Many researches have recommended a diet rich in protein can help weight loss. Now, investigators have revealed the fundamental mechanisms of this link, which may open the door to new preventive and therapy strategies for obesity.
In a new pilot research, investigators from Imperial College, London , in the United Kingdom show how phenylalanine – an amino acid produced by the digestion of protein – increases levels of a hormone that makes us realise when we are full, resulting in decreased food consumption.
Lead author Mariana Norton presented their study outcomes on 9th Nov, 2016 at the Society for Endocrinology annual meeting in the U.K.
Earlier studies have proven that a diet high in protein – essential nutrients identified in foods such as milk, fish, eggs, and poultry – can assist decrease body weight by controlling appetite.
Norton and her team say that a rich protein diet can be difficult to adhere to, but discovering the mechanisms by which protein reduces hunger could result in simpler weight-loss approaches.
How phenylalanine results in weight loss?
For their research, the investigators performed a number of tests on rodents, which involved examining the effects of phenylalanine.
Phenylalanine is an enzyme generated in the gut after intake of foods high in protein.
Initially, the research team administered 10 mice and rats a single dose of phenylalanine and compared them with those that were not.
The investigators identified that mice and rats provided phenylalanine demonstrated enhanced levels of the hormone GLP-1, which suppresses appetite, but decreased levels of the hormone ghrelin, which boosts hunger.
In addition, the investigators identified that phenylalanine decreased the rodents’ food consumption and enhanced weight loss.

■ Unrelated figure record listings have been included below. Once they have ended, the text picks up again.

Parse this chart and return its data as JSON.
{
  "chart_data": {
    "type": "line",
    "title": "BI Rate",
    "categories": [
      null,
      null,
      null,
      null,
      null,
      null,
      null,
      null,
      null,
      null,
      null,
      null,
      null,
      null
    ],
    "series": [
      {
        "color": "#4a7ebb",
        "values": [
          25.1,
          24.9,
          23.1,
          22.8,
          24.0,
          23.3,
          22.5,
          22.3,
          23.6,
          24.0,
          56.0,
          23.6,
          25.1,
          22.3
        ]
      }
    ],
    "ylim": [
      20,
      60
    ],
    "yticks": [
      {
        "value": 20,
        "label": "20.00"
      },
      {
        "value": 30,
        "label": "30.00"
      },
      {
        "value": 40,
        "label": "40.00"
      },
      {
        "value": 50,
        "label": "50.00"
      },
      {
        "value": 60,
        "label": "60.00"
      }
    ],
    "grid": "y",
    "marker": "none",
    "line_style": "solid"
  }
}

Rats that obtained the enzyme also moved around more, which the study team notices may have led to their weight loss.
Next, the team gave regular doses of phenylalanine to mice with diet-induced obesity over a 7 day period.

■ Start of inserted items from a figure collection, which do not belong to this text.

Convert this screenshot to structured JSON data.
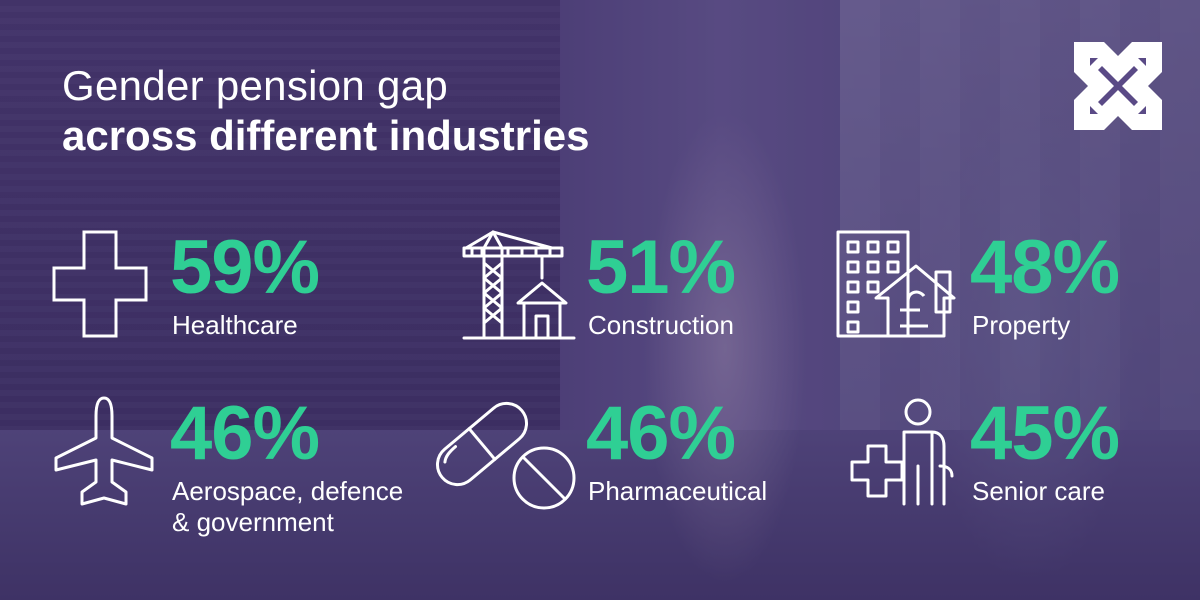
{
  "title": {
    "line1": "Gender pension gap",
    "line2": "across different industries"
  },
  "colors": {
    "accent": "#2fcf94",
    "text": "#ffffff",
    "overlay": "#3a2d5c"
  },
  "logo": {
    "icon": "x-logo-icon"
  },
  "stats": [
    {
      "value": "59%",
      "label": "Healthcare",
      "icon": "medical-cross-icon"
    },
    {
      "value": "51%",
      "label": "Construction",
      "icon": "construction-crane-icon"
    },
    {
      "value": "48%",
      "label": "Property",
      "icon": "property-building-icon"
    },
    {
      "value": "46%",
      "label_line1": "Aerospace, defence",
      "label_line2": "& government",
      "icon": "airplane-icon"
    },
    {
      "value": "46%",
      "label": "Pharmaceutical",
      "icon": "pills-icon"
    },
    {
      "value": "45%",
      "label": "Senior care",
      "icon": "senior-care-icon"
    }
  ]
}
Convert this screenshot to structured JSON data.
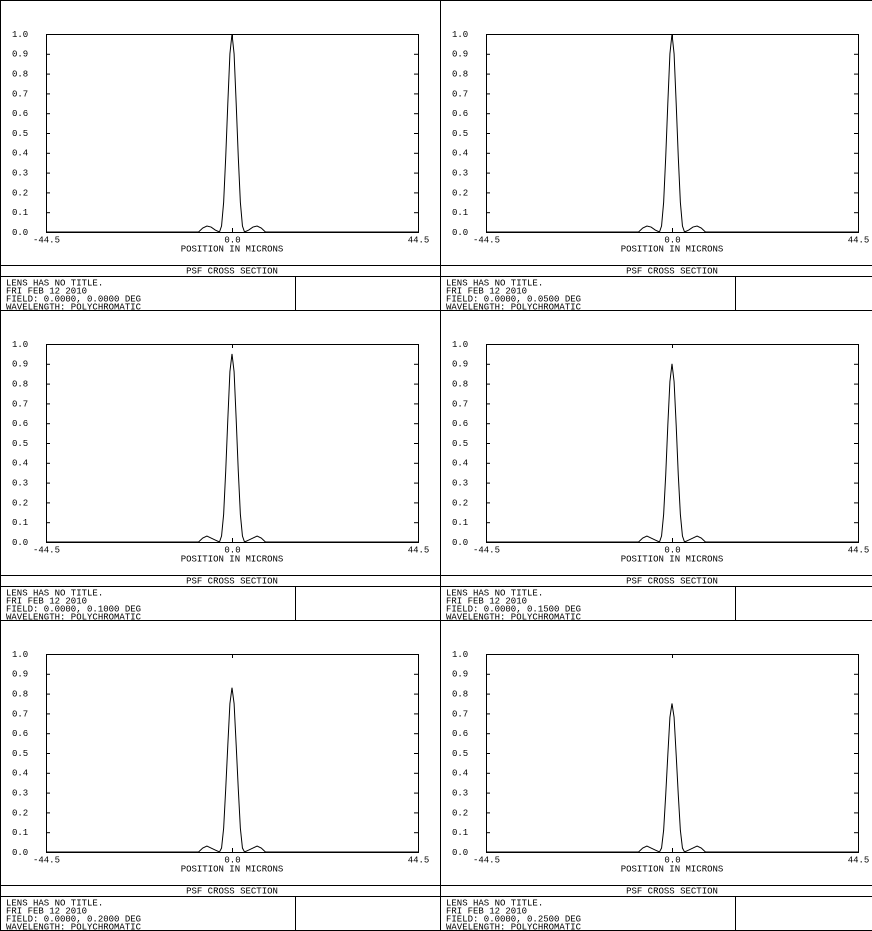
{
  "chart_data": [
    {
      "type": "line",
      "title": "PSF CROSS SECTION",
      "x_label": "POSITION IN MICRONS",
      "notes": [
        "LENS HAS NO TITLE.",
        "FRI FEB 12 2010",
        "FIELD: 0.0000, 0.0000 DEG",
        "WAVELENGTH: POLYCHROMATIC"
      ],
      "x": [
        -44.5,
        -10,
        -8,
        -7,
        -6,
        -5,
        -4,
        -3,
        -2.5,
        -2,
        -1.5,
        -1,
        -0.5,
        0,
        0.5,
        1,
        1.5,
        2,
        2.5,
        3,
        4,
        5,
        6,
        7,
        8,
        10,
        44.5
      ],
      "values": [
        0,
        0,
        0,
        0.02,
        0.03,
        0.025,
        0.01,
        0,
        0.03,
        0.15,
        0.38,
        0.65,
        0.9,
        1,
        0.9,
        0.65,
        0.38,
        0.15,
        0.03,
        0,
        0.01,
        0.025,
        0.03,
        0.02,
        0,
        0,
        0
      ],
      "color": "#000000",
      "xlim": [
        -44.5,
        44.5
      ],
      "ylim": [
        0,
        1
      ],
      "xticks": [
        -44.5,
        {
          "value": 0,
          "label": "0.0"
        },
        44.5
      ],
      "yticks": [
        {
          "value": 0,
          "label": "0.0"
        },
        0.1,
        0.2,
        0.3,
        0.4,
        0.5,
        0.6,
        0.7,
        0.8,
        0.9,
        {
          "value": 1,
          "label": "1.0"
        }
      ]
    },
    {
      "type": "line",
      "title": "PSF CROSS SECTION",
      "x_label": "POSITION IN MICRONS",
      "notes": [
        "LENS HAS NO TITLE.",
        "FRI FEB 12 2010",
        "FIELD: 0.0000, 0.0500 DEG",
        "WAVELENGTH: POLYCHROMATIC"
      ],
      "x": [
        -44.5,
        -10,
        -8,
        -7,
        -6,
        -5,
        -4,
        -3,
        -2.5,
        -2,
        -1.5,
        -1,
        -0.5,
        0,
        0.5,
        1,
        1.5,
        2,
        2.5,
        3,
        4,
        5,
        6,
        7,
        8,
        10,
        44.5
      ],
      "values": [
        0,
        0,
        0,
        0.02,
        0.03,
        0.025,
        0.01,
        0,
        0.03,
        0.15,
        0.38,
        0.65,
        0.9,
        1,
        0.9,
        0.65,
        0.38,
        0.15,
        0.03,
        0,
        0.01,
        0.025,
        0.03,
        0.02,
        0,
        0,
        0
      ],
      "color": "#000000",
      "xlim": [
        -44.5,
        44.5
      ],
      "ylim": [
        0,
        1
      ],
      "xticks": [
        -44.5,
        {
          "value": 0,
          "label": "0.0"
        },
        44.5
      ],
      "yticks": [
        {
          "value": 0,
          "label": "0.0"
        },
        0.1,
        0.2,
        0.3,
        0.4,
        0.5,
        0.6,
        0.7,
        0.8,
        0.9,
        {
          "value": 1,
          "label": "1.0"
        }
      ]
    },
    {
      "type": "line",
      "title": "PSF CROSS SECTION",
      "x_label": "POSITION IN MICRONS",
      "notes": [
        "LENS HAS NO TITLE.",
        "FRI FEB 12 2010",
        "FIELD: 0.0000, 0.1000 DEG",
        "WAVELENGTH: POLYCHROMATIC"
      ],
      "x": [
        -44.5,
        -10,
        -8,
        -7,
        -6,
        -5,
        -4,
        -3,
        -2.5,
        -2,
        -1.5,
        -1,
        -0.5,
        0,
        0.5,
        1,
        1.5,
        2,
        2.5,
        3,
        4,
        5,
        6,
        7,
        8,
        10,
        44.5
      ],
      "values": [
        0,
        0,
        0,
        0.02,
        0.03,
        0.02,
        0.01,
        0,
        0.03,
        0.14,
        0.36,
        0.62,
        0.86,
        0.95,
        0.86,
        0.62,
        0.36,
        0.14,
        0.03,
        0,
        0.01,
        0.02,
        0.03,
        0.02,
        0,
        0,
        0
      ],
      "color": "#000000",
      "xlim": [
        -44.5,
        44.5
      ],
      "ylim": [
        0,
        1
      ],
      "xticks": [
        -44.5,
        {
          "value": 0,
          "label": "0.0"
        },
        44.5
      ],
      "yticks": [
        {
          "value": 0,
          "label": "0.0"
        },
        0.1,
        0.2,
        0.3,
        0.4,
        0.5,
        0.6,
        0.7,
        0.8,
        0.9,
        {
          "value": 1,
          "label": "1.0"
        }
      ]
    },
    {
      "type": "line",
      "title": "PSF CROSS SECTION",
      "x_label": "POSITION IN MICRONS",
      "notes": [
        "LENS HAS NO TITLE.",
        "FRI FEB 12 2010",
        "FIELD: 0.0000, 0.1500 DEG",
        "WAVELENGTH: POLYCHROMATIC"
      ],
      "x": [
        -44.5,
        -10,
        -8,
        -7,
        -6,
        -5,
        -4,
        -3,
        -2.5,
        -2,
        -1.5,
        -1,
        -0.5,
        0,
        0.5,
        1,
        1.5,
        2,
        2.5,
        3,
        4,
        5,
        6,
        7,
        8,
        10,
        44.5
      ],
      "values": [
        0,
        0,
        0,
        0.02,
        0.03,
        0.02,
        0.01,
        0,
        0.03,
        0.14,
        0.34,
        0.59,
        0.81,
        0.9,
        0.81,
        0.59,
        0.34,
        0.14,
        0.03,
        0,
        0.01,
        0.02,
        0.03,
        0.02,
        0,
        0,
        0
      ],
      "color": "#000000",
      "xlim": [
        -44.5,
        44.5
      ],
      "ylim": [
        0,
        1
      ],
      "xticks": [
        -44.5,
        {
          "value": 0,
          "label": "0.0"
        },
        44.5
      ],
      "yticks": [
        {
          "value": 0,
          "label": "0.0"
        },
        0.1,
        0.2,
        0.3,
        0.4,
        0.5,
        0.6,
        0.7,
        0.8,
        0.9,
        {
          "value": 1,
          "label": "1.0"
        }
      ]
    },
    {
      "type": "line",
      "title": "PSF CROSS SECTION",
      "x_label": "POSITION IN MICRONS",
      "notes": [
        "LENS HAS NO TITLE.",
        "FRI FEB 12 2010",
        "FIELD: 0.0000, 0.2000 DEG",
        "WAVELENGTH: POLYCHROMATIC"
      ],
      "x": [
        -44.5,
        -10,
        -8,
        -7,
        -6,
        -5,
        -4,
        -3,
        -2.5,
        -2,
        -1.5,
        -1,
        -0.5,
        0,
        0.5,
        1,
        1.5,
        2,
        2.5,
        3,
        4,
        5,
        6,
        7,
        8,
        10,
        44.5
      ],
      "values": [
        0,
        0,
        0,
        0.02,
        0.03,
        0.02,
        0.01,
        0,
        0.02,
        0.12,
        0.32,
        0.54,
        0.75,
        0.83,
        0.75,
        0.54,
        0.32,
        0.12,
        0.02,
        0,
        0.01,
        0.02,
        0.03,
        0.02,
        0,
        0,
        0
      ],
      "color": "#000000",
      "xlim": [
        -44.5,
        44.5
      ],
      "ylim": [
        0,
        1
      ],
      "xticks": [
        -44.5,
        {
          "value": 0,
          "label": "0.0"
        },
        44.5
      ],
      "yticks": [
        {
          "value": 0,
          "label": "0.0"
        },
        0.1,
        0.2,
        0.3,
        0.4,
        0.5,
        0.6,
        0.7,
        0.8,
        0.9,
        {
          "value": 1,
          "label": "1.0"
        }
      ]
    },
    {
      "type": "line",
      "title": "PSF CROSS SECTION",
      "x_label": "POSITION IN MICRONS",
      "notes": [
        "LENS HAS NO TITLE.",
        "FRI FEB 12 2010",
        "FIELD: 0.0000, 0.2500 DEG",
        "WAVELENGTH: POLYCHROMATIC"
      ],
      "x": [
        -44.5,
        -10,
        -8,
        -7,
        -6,
        -5,
        -4,
        -3,
        -2.5,
        -2,
        -1.5,
        -1,
        -0.5,
        0,
        0.5,
        1,
        1.5,
        2,
        2.5,
        3,
        4,
        5,
        6,
        7,
        8,
        10,
        44.5
      ],
      "values": [
        0,
        0,
        0,
        0.02,
        0.03,
        0.02,
        0.01,
        0,
        0.02,
        0.11,
        0.29,
        0.49,
        0.68,
        0.75,
        0.68,
        0.49,
        0.29,
        0.11,
        0.02,
        0,
        0.01,
        0.02,
        0.03,
        0.02,
        0,
        0,
        0
      ],
      "color": "#000000",
      "xlim": [
        -44.5,
        44.5
      ],
      "ylim": [
        0,
        1
      ],
      "xticks": [
        -44.5,
        {
          "value": 0,
          "label": "0.0"
        },
        44.5
      ],
      "yticks": [
        {
          "value": 0,
          "label": "0.0"
        },
        0.1,
        0.2,
        0.3,
        0.4,
        0.5,
        0.6,
        0.7,
        0.8,
        0.9,
        {
          "value": 1,
          "label": "1.0"
        }
      ]
    }
  ]
}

In comparison with mice that were not treated with phenylalanine, those that received the enzyme revealed a decrease in weight, the investigators report.
Phenylalanine promotes CaSR receptor to reduce appetite
In a final experiment, the investigators desired to acquire a better understanding of the mechanisms by which phenylalanine impacts levels of GLP-1 and ghrelin.
On applying phenylalanine to gut cells in a petri dish, the study team identified that the enzyme focuses on a receptor known as the calcium-sensing receptor (CaSR), and it is this receptor that raises GLP-1 levels and decreases levels of ghrelin.
Norton and her study team stated that their results may fuel much required new approaches to deal with the obesity epidemic.
Commenting on their research Norton said,
“Our work is among the first ones to show that triggering CaSR can reduce appetite. It illustrates the possible use of phenylalanine or other molecules which stimulate CaSR – like medicines or food components – to protect against or treat obesity.”